Sources : OsmoZ, Guerlain

7 commentaires

  1. Bravo pour cet article ! Enfin quelqu’un qui ose dire que la maison Guerlain prend un fâcheux tournant ! Je n’aimais déjà guère l’Instant, je trouve Insolence ( oui d’une certaine manière s’en est une ! ) encore plus déplorable ! Où est le raffinement d’antan ? On ne peut pas longtemps tromper un nez ! Ces deux derniers Guerlain n’en sont justement pas !
    La politique marketing du parfum de ces dernières années est tout à fait catastrophique et pas seulement pour Guerlain malheureusement !
    Ce qui fait que nos années 2000 restent d’une pauvreté olfactive décourageante comparées à tout le 20ème siècle en parfumerie ! où sont les merveilleuses créations d’avant guerre, puis les sublimes compositions des années 50 et du new look, les exceptionnelles fragrances des années 70 où régnait une réelle créativité ( J’ai osé, Empreinte, 7ème sens..)! Quel souvenir olfactif laisseront nous ? Des odeurs basiques et reconnaissables ! On sent la pomme , la fraise, la banane ou la violette ! C’est lamentable ! On cherche aussi à rendre le nez paresseux ! Plus aucun parfum un peu complexe ne pourra être apprécié si l’on continue ainsi avec toutes ces odeurs clinquantes et faciles au fond un peu quand même style” Star académie” ! Est-ce donc cela notre air du temps ? Si oui, il est assez irrespirable !

    ***Pavlova***

  2. Je suis d’accord avec l’article et le premier commentaire. Je pense de plus qu’on ne peut pas ne pas parler du flacon qui est vraiment réussi. J’ai d’ailleurs croisé des femmes qui l’ont acheté pour ca, et qui maintenant serrent un peu les temps pour supporter le parfum qui peut être très insupportable.

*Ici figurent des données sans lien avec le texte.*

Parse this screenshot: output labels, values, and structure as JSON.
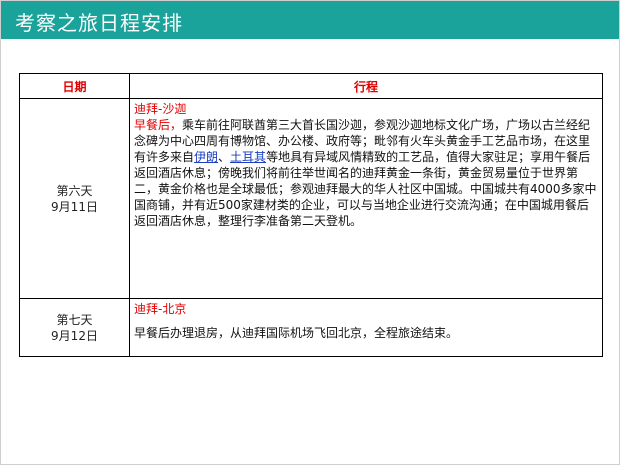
{
  "header": {
    "title": "考察之旅日程安排"
  },
  "table": {
    "col_date": "日期",
    "col_plan": "行程",
    "rows": [
      {
        "day": "第六天",
        "date": "9月11日",
        "route": "迪拜-沙迦",
        "lead": "早餐后，",
        "p1": "乘车前往阿联酋第三大首长国沙迦，参观沙迦地标文化广场，广场以古兰经纪念碑为中心四周有博物馆、办公楼、政府等；毗邻有火车头黄金手工艺品市场，在这里有许多来自",
        "link1": "伊朗",
        "sep": "、",
        "link2": "土耳其",
        "p2": "等地具有异域风情精致的工艺品，值得大家驻足；享用午餐后返回酒店休息；傍晚我们将前往举世闻名的迪拜黄金一条街，黄金贸易量位于世界第二，黄金价格也是全球最低；参观迪拜最大的华人社区中国城。中国城共有4000多家中国商铺，并有近500家建材类的企业，可以与当地企业进行交流沟通；在中国城用餐后返回酒店休息，整理行李准备第二天登机。"
      },
      {
        "day": "第七天",
        "date": "9月12日",
        "route": "迪拜-北京",
        "p1": "早餐后办理退房，从迪拜国际机场飞回北京，全程旅途结束。"
      }
    ]
  }
}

  3. maintenant accessible en edition classique, je n’ai pas toutn à fait saisi ce point précis. à part cela, bilet très intéressant, comme souvet ! merci et continue !

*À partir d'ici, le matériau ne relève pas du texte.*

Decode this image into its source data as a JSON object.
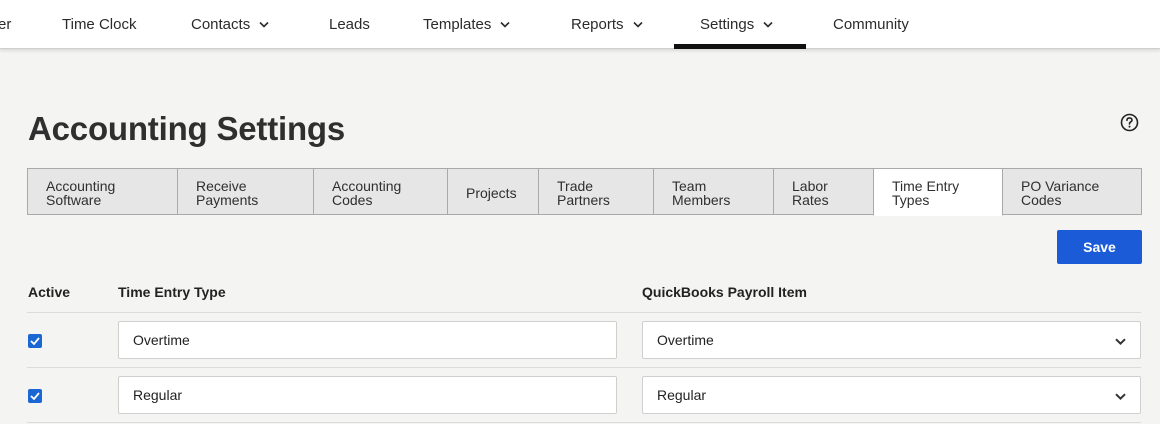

  4. “insolence” est à Guerlain ce que ut ‘Trésor” pour Lancôme. Un produit “cash machine”.
    un article sur abc-luxe ou fashionmag, du début de l’année 2008 exposait la proportion du prix relatives à la fabrication/packaging et la part distribution. Désolant d’apprendre que 10 à 15% du prix correspond au jus.

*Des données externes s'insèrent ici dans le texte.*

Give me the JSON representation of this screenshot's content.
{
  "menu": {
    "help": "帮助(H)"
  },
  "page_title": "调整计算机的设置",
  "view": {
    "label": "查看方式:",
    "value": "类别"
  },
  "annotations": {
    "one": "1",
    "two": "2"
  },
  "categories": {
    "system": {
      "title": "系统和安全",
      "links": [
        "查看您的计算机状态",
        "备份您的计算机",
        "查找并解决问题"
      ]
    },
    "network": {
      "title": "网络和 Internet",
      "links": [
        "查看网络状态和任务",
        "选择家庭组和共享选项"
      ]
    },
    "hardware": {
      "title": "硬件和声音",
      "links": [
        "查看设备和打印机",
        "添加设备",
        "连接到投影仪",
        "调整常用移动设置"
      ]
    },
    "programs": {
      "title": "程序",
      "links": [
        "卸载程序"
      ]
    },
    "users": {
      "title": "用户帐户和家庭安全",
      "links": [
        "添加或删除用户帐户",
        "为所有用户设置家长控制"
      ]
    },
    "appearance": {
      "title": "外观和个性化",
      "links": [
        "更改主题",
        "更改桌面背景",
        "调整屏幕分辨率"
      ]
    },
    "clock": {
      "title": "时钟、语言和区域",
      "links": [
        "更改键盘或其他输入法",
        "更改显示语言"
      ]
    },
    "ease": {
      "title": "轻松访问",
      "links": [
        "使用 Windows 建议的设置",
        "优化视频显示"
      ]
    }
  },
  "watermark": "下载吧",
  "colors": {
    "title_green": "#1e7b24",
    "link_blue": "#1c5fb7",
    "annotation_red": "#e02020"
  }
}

    Enfin la création des séries limitées/collector, savoir faire “artisanal” et matières premières de très grande qualité est la réponse à l’expansion des gammes vers le bas. Le mauvais produit jusitifie l’existence du produit extra-ordinaire. Les prix s’envolent (185€ le premier prix des séries limitées!!), le marché est tenu dans tous ses segments et micro-niches. quand la “finance”
    s’occupe du Commerce…..

    Pour ma part, je reste accro à “Mitsouko” sans regret 😉

  5. quel snobisme dans ces commentaires, c’est MON parfum, j’étais depuis trente ans adepte de l’heure bleue et Insolence l’a définitivement remplacé. A lire les articles, on croirait que Guerlain va terminer dans les boutiques Y Rocher ! N’importe quoi !
    On continuera a être empesté de Mitsouko ou de jardin de bagatelle, de Shalimar ( c’est l’hiver et l’époque des vieilles dames qui ressortent leurs vielles fourrures et leur vieux flacon de Shalimar , pouah ) dans les transports en commun …
    Mesdames, un peu plus de modestie !

    1. Je suis d’accord avec vous.
      Mon parfum c’est l’heure bleue depuis longtemps, entre autres, et je porte Insolence qui est complètement addictif et joyeux. Moins lunaire, moins intimiste, moins mélancolique aussi… Il me donne la pêche le matin pour affronter la journée. Ses notes “crissent” un peu parfois et il dérange aussi parfois… Il porte bien son nom !

  6. Ma première impression à la sortie d’Insolence a été la même que les votres. Il faut admettre avec le recul que ce parfum est bien plus fidèle à la tradition Guerlain qu’il n’y paraît, surtout quand on prend le temps de redécouvrir Après l’Ondée, dont il est la réécriture modernisée. Il est difficile d’être objectif sur un parfum quand on n’aime pas son composant principal, dans le cas présent la violette, mais je suis pour la part tombée sous le charme de cette création de Maurice Roucel et pourtant j’ai porté et porte toujours l’Heure Bleue, Mitsouko et Shalimar. La tenue et le sillage sont quant à eux incomparables.